Stalwart bastion of the Obamedia protection service, Salon Magazine, has an article by former Clinton labor secretary and Obacolyte, Robert Reich, in which he pitifully attempts to pooh-pooh rightwing claims that the Obamessiah himself is responsible for our economic woes by trying to lay them at the feet of the finger-pointers:
When it turns out that people like Lloyd Blankfein, the CEO of Goldman Sachs, who took home $68 million in 1997, was the only Wall Streeter in a meeting last September at the New York Federal Reserve to discuss the initial AIG bailout with Tim Geithner, then New York Fed chair, among others, at the very time Goldman was AIG’s largest trading partner, a distinct scent of self-dealing begins to emanate. When it turns out that Citigroup got a bailout deal last October far more generous than that given to any other distressed bank, when a top Citi executive was advising the Treasury and Fed, the scent increases. Goldman’s past CEO was treasury secretary at that time, by the way, and another former Goldman CEO was a top Citi official and also a former treasury secretary. I am not suggesting anything so crude as corruption. But could it be, given these tangled webs, that — innocently, unintentionally, perhaps even subconsciously — the entire bailout effort was premised on saving these companies rather than protecting the public? Or that the distinction between the two was lost, and still is?

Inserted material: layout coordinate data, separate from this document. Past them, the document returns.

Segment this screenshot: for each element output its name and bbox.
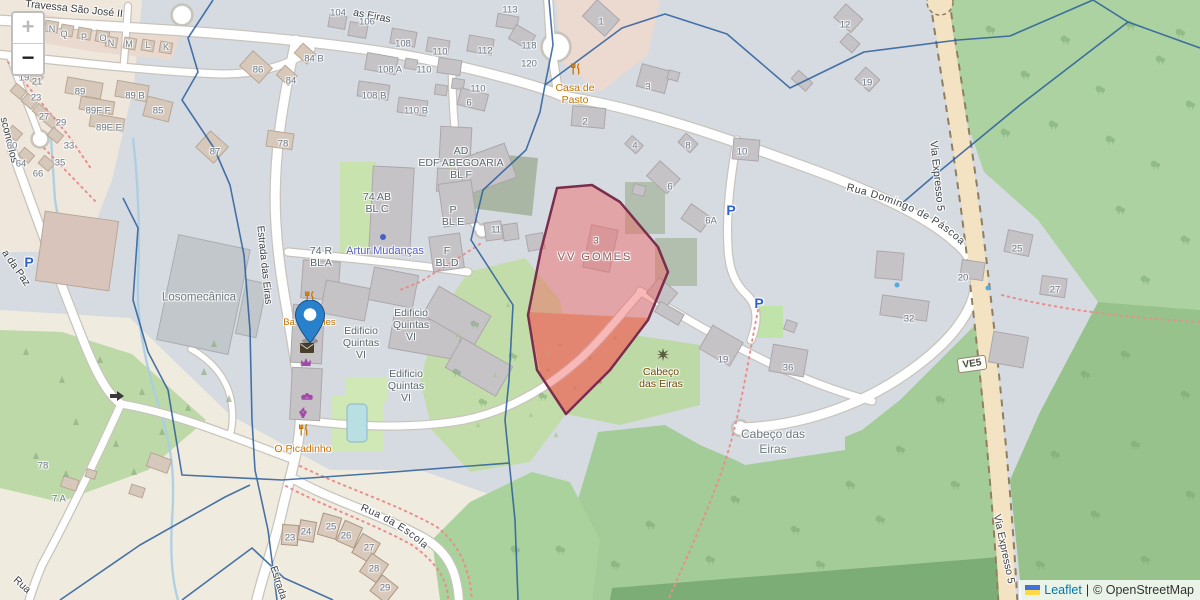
swimming-pool: [347, 404, 367, 442]
leaflet-link[interactable]: Leaflet: [1044, 580, 1082, 600]
map-viewport[interactable]: Rua Domingo de Páscoa Rua da Escola Trav…: [0, 0, 1200, 600]
osm-attribution: © OpenStreetMap: [1093, 580, 1194, 600]
map-marker[interactable]: [295, 300, 325, 344]
water-dot: [895, 283, 900, 288]
zoom-in-button[interactable]: +: [13, 13, 43, 43]
water-dot: [986, 286, 991, 291]
map-canvas: Rua Domingo de Páscoa Rua da Escola: [0, 0, 1200, 600]
ukraine-flag-icon: [1025, 585, 1040, 595]
zoom-out-button[interactable]: −: [13, 43, 43, 74]
attribution-separator: |: [1086, 580, 1089, 600]
poi-dot: [380, 234, 386, 240]
zoom-control: + −: [11, 11, 45, 76]
attribution-bar: Leaflet | © OpenStreetMap: [1019, 580, 1200, 600]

Yet, Reich gleefully and disingenuously, ignores the fact that the people he’s defending his ObaMaster against are the people who funded his campaign. Not only that, the central figure in Reich’s little morality play, Turbo Tax Timmy Geithner, tax cheat, (TTTG,tc) has a family history of sorts with Barry Sutoro, and is currently employed as the Blameless One’s lapdog and whipping boy. To point out that he may have colluded with the banksters against the public in ripping off the country on the other team’s watch is…well…stupid.
Why would anyone purporting to defend the Obama administration draw attention to the man quickly becoming the public face of its incompetence? Especially when the author can’t even make it through to the end of his own piece without acknowledging at least some of the complicity of the Obama Drama Troupe?
The Wall Street and Republican media attack machine doesn’t know exactly what to make of this. The Wall Street Journal’s editorial page, along with CNBC, alternates between attacking Obama for bailing out Wall Street and excusing Wall Street’s excesses. But then again, Obama doesn’t seem to know exactly what to make of it either. He seems to vacillate as well — one moment scorning Wall Street, the next moment justifying further bailouts. I do hope he takes a firmer hand, drawing a clearer distinction and making a clearer connection between clearing up these financial balance sheets and helping average people. Otherwise, the next populist uprising will be born in this moneyed quagmire. It is here — within the muck that was created by AIG, Citigroup, Fannie and Freddie, other giant financial institutions, now in combination with the U.S. Treasury and Fed — that the public is most confused, bears its most serious scars, and is potentially most burdened in future years, by decisions still made in secret.